The Overlap With ADHD

Perhaps the greatest source of diagnostic confusion in childhood bipolar disorder is that its symptoms overlap with many of the symptoms of attention-deficit disorder with hyperactivity. At first glance, any child who can’t sit still, who is fidgety, impulsive, easily distracted or emotionally labile is more likely to receive a diagnosis of ADHD than bipolar disorder. However, since over 80 percent of children with a bipolar disorder will meet full criteria for attention-deficit disorder with hyperactivity, ADHD should be diagnosed only after bipolar disorder is ruled out.

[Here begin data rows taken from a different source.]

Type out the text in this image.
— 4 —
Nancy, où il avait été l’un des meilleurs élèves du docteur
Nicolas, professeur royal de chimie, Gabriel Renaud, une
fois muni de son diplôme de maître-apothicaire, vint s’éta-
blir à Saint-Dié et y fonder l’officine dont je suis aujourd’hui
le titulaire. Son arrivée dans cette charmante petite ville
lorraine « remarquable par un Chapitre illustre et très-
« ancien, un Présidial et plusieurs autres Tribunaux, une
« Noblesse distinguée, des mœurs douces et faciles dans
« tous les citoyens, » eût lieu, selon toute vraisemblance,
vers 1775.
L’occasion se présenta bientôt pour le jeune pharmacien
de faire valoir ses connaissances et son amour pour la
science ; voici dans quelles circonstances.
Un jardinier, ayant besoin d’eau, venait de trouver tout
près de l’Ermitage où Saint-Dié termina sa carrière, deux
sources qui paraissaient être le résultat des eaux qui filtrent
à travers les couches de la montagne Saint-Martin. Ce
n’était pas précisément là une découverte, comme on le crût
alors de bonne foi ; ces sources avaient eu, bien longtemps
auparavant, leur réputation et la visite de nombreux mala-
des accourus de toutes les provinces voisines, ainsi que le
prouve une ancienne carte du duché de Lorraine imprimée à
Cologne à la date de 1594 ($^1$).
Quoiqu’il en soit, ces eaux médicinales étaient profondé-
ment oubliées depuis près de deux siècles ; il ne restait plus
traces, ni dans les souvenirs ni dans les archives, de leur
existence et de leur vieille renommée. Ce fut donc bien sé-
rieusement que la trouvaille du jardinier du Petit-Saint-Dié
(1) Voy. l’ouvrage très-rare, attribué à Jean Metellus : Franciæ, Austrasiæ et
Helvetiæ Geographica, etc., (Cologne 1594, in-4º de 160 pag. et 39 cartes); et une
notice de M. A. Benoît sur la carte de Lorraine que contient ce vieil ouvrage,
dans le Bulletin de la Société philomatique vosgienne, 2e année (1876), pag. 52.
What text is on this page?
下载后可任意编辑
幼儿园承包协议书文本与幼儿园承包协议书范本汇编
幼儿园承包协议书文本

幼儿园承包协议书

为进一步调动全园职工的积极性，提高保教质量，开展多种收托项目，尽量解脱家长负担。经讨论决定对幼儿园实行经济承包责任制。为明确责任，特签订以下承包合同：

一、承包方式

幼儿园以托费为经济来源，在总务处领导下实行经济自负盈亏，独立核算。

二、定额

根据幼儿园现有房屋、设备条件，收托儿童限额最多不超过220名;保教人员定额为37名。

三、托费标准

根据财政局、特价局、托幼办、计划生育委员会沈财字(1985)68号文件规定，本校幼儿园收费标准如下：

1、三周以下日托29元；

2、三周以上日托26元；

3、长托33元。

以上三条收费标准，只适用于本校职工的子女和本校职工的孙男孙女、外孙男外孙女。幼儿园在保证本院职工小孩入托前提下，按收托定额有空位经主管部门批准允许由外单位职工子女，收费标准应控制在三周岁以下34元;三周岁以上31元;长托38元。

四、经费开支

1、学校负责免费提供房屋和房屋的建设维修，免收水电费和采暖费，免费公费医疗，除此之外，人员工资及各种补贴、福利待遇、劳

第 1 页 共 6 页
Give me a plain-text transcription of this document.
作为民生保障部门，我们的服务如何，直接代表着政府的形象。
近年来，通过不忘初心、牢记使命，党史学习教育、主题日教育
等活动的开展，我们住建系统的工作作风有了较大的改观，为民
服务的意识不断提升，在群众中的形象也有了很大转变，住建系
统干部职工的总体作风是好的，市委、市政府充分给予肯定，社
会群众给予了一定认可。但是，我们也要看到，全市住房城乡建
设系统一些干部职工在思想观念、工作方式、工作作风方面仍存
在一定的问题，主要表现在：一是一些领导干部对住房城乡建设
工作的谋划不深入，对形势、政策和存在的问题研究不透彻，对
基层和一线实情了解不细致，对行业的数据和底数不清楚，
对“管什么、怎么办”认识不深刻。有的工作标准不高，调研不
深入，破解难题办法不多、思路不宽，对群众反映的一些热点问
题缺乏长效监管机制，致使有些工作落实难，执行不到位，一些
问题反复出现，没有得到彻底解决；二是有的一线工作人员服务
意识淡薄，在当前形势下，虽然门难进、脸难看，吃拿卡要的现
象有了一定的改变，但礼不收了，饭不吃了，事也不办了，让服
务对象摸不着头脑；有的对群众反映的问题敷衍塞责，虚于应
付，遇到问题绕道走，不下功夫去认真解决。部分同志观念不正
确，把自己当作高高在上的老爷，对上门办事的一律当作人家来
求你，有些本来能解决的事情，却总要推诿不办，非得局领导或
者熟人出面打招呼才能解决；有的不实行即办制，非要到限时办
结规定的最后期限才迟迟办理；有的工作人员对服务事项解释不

While these two conditions seem highly co-morbid, stimulants unopposed by a mood stabilizer can have an adverse effect on the bipolar condition. 65 percent of the children in our study had hypomanic, manic and aggressive reactions to stimulant medications. Parents wrote to us and described some of their children’s reactions to stimulants. They said things like: “He got sky-high on Ritalin and then violent”; “Ritalin caused physical aggression”; “She got psychotic on stimulants”; “He got suicidal and tried to get run over by a car”; “He went bonkers…”

Don’t let a GP play with screening tests. See a psychiatrist.


Manic-Depressive Illness 2nd Ed.

December 11, 2007

The long awaited Manic-Depressive Illness: Bipolar Disorders and Recurrent Depression, Second Edition, by Frederick K. Goodwin and Kay Redfield Jamison is finally in stores.

Hopefully you have the first edition. It is *the* reference book for bipolar disorder. Over the years many of the hypotheses set forth in the first edition have been proven out. It’s all there. Phototherapy, circadian rhythms, bipolar creativity. The effects of lithium on the suicide rate. Why we must avoid unopposed antidepressants. And that’s what I saw just riffling the pages! I can’t wait to sit down and read the medical roadmap that Drs. Goodwin and Jamison set out for the next 15 years.

A sample chapter is available for download from the Oxford University Press.

If you apply for the Visa when you make the purchase you can get a hefty rebate. Yippee!